The current findings were driven by the assumption that pupil size is a proxy for mental effort; however, pupil size also indexes other cognitive processes, such as surprise (e.g., Alamia, VanRullen, Pasqualotto, Mouraux, & Zenon, 2019) and uncertainty (de Berker et al., 2016; Urai, Braun, & Donner, 2017). For ambiguous colors, which were difficult to categorize, the unfamiliarity, stress, or difficulty in categorization likely had an influence on pupil size, compared to prototypical colors. Therefore, future research is needed to extend the current results using more intermediate colors between the boundaries and the prototypes as ambiguous colors (instead of the colors which are exactly on the boundaries) and other measures of mental effort.
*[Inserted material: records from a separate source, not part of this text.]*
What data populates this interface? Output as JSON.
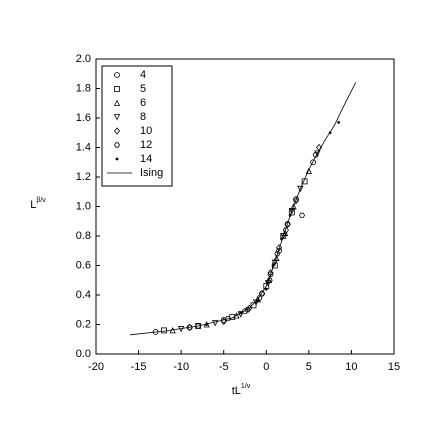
{
  "chart_data": {
    "type": "scatter",
    "xlabel": "tL",
    "xlabel_sup": "1/ν",
    "ylabel": "L",
    "ylabel_sup": "β/ν",
    "xlim": [
      -20,
      15
    ],
    "xticks": [
      -20,
      -15,
      -10,
      -5,
      0,
      5,
      10,
      15
    ],
    "ylim": [
      0,
      2
    ],
    "yticks": [
      {
        "value": 0,
        "label": "0.0"
      },
      0.2,
      0.4,
      0.6,
      0.8,
      {
        "value": 1,
        "label": "1.0"
      },
      1.2,
      1.4,
      1.6,
      1.8,
      {
        "value": 2,
        "label": "2.0"
      }
    ],
    "grid": false,
    "legend": "upper left",
    "series": [
      {
        "name": "4",
        "color": "#000000",
        "marker": "circle",
        "x": [
          -13,
          -9,
          -5,
          -2.5,
          -0.5,
          0.5,
          1.5,
          2.5,
          3.5,
          5.5
        ],
        "values": [
          0.15,
          0.18,
          0.23,
          0.29,
          0.41,
          0.54,
          0.7,
          0.88,
          1.05,
          1.3
        ]
      },
      {
        "name": "5",
        "color": "#000000",
        "marker": "square",
        "x": [
          -12,
          -8,
          -4,
          -1.5,
          0,
          1,
          2,
          3,
          4.5
        ],
        "values": [
          0.16,
          0.19,
          0.25,
          0.33,
          0.46,
          0.6,
          0.8,
          0.96,
          1.17
        ]
      },
      {
        "name": "6",
        "color": "#000000",
        "marker": "triangle-up",
        "x": [
          -11,
          -7,
          -3.5,
          -1,
          0.3,
          1.2,
          2.2,
          3.2,
          5
        ],
        "values": [
          0.16,
          0.2,
          0.26,
          0.37,
          0.5,
          0.65,
          0.82,
          1.0,
          1.24
        ]
      },
      {
        "name": "8",
        "color": "#000000",
        "marker": "triangle-down",
        "x": [
          -10,
          -6,
          -3,
          -1.2,
          0.2,
          1,
          2,
          3,
          4,
          6
        ],
        "values": [
          0.17,
          0.21,
          0.27,
          0.35,
          0.48,
          0.62,
          0.8,
          0.97,
          1.12,
          1.36
        ]
      },
      {
        "name": "10",
        "color": "#000000",
        "marker": "diamond",
        "x": [
          -9,
          -5,
          -2,
          -0.5,
          0.5,
          1.5,
          2.5,
          3.5,
          6.2
        ],
        "values": [
          0.18,
          0.22,
          0.31,
          0.41,
          0.55,
          0.72,
          0.88,
          1.04,
          1.4
        ]
      },
      {
        "name": "12",
        "color": "#000000",
        "marker": "hexagon",
        "x": [
          -8,
          -4.5,
          -2.2,
          -0.8,
          0.4,
          1.3,
          2.3,
          4.2,
          5.8
        ],
        "values": [
          0.19,
          0.24,
          0.3,
          0.38,
          0.5,
          0.68,
          0.84,
          0.94,
          1.35
        ]
      },
      {
        "name": "14",
        "color": "#000000",
        "marker": "dot",
        "x": [
          -7,
          -3,
          -1,
          0,
          0.8,
          1.8,
          2.8,
          7.5,
          8.5
        ],
        "values": [
          0.2,
          0.28,
          0.36,
          0.44,
          0.6,
          0.78,
          0.94,
          1.5,
          1.57
        ]
      },
      {
        "name": "Ising",
        "color": "#000000",
        "marker": "line",
        "x": [
          -16,
          -12,
          -8,
          -4,
          -2,
          -1,
          0,
          1,
          2,
          3,
          4,
          5,
          6,
          7,
          8,
          9,
          10.5
        ],
        "values": [
          0.13,
          0.155,
          0.19,
          0.245,
          0.31,
          0.37,
          0.46,
          0.62,
          0.8,
          0.97,
          1.12,
          1.25,
          1.36,
          1.46,
          1.55,
          1.67,
          1.84
        ]
      }
    ]
  }
}
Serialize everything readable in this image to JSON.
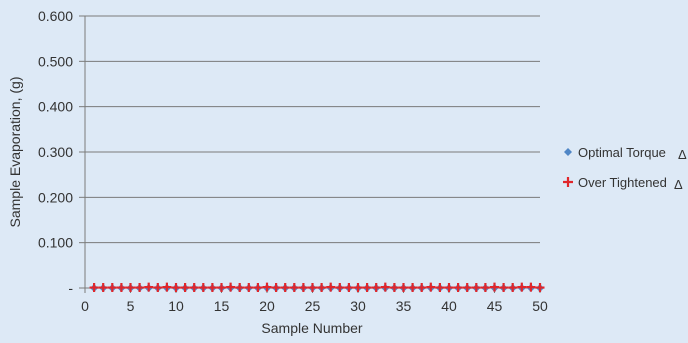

Overall, our results suggest that only very few (perhaps just one) continuous representations can be maintained in VWM at a time and that maintaining continuous representations costs more mental effort than maintaining categorical representations. Crucially, when multiple items need to be maintained, VWM resorts to categorical representations, which are less precise, especially for items that are not easily categorizable (such as our ambiguous colors), yet cost less mental effort.

Open practices statement

All experimental data and materials can be found on the OSF (Open Science Framework): https://osf.io/n9jgu/. The Python implementation of the biased‐memory toolbox can be found on GitHub: https://github.com/smathot/biased_memory_toolbox/. The implementation of the time series test can be found on GitHub: https://github.com/smathot/time_series_test.

Open Research Badges

This article has earned Open Data and Open Materials badges. Data and materials are available at https://osf.io/n9jgu/.

Acknowledgment

This research was supported by the Chinese Scholarship Council to Cherie Zhou.

Note

1

Although for memory load 2, there was no substantial difference in precision yet; therefore, we should interpret these results with caution.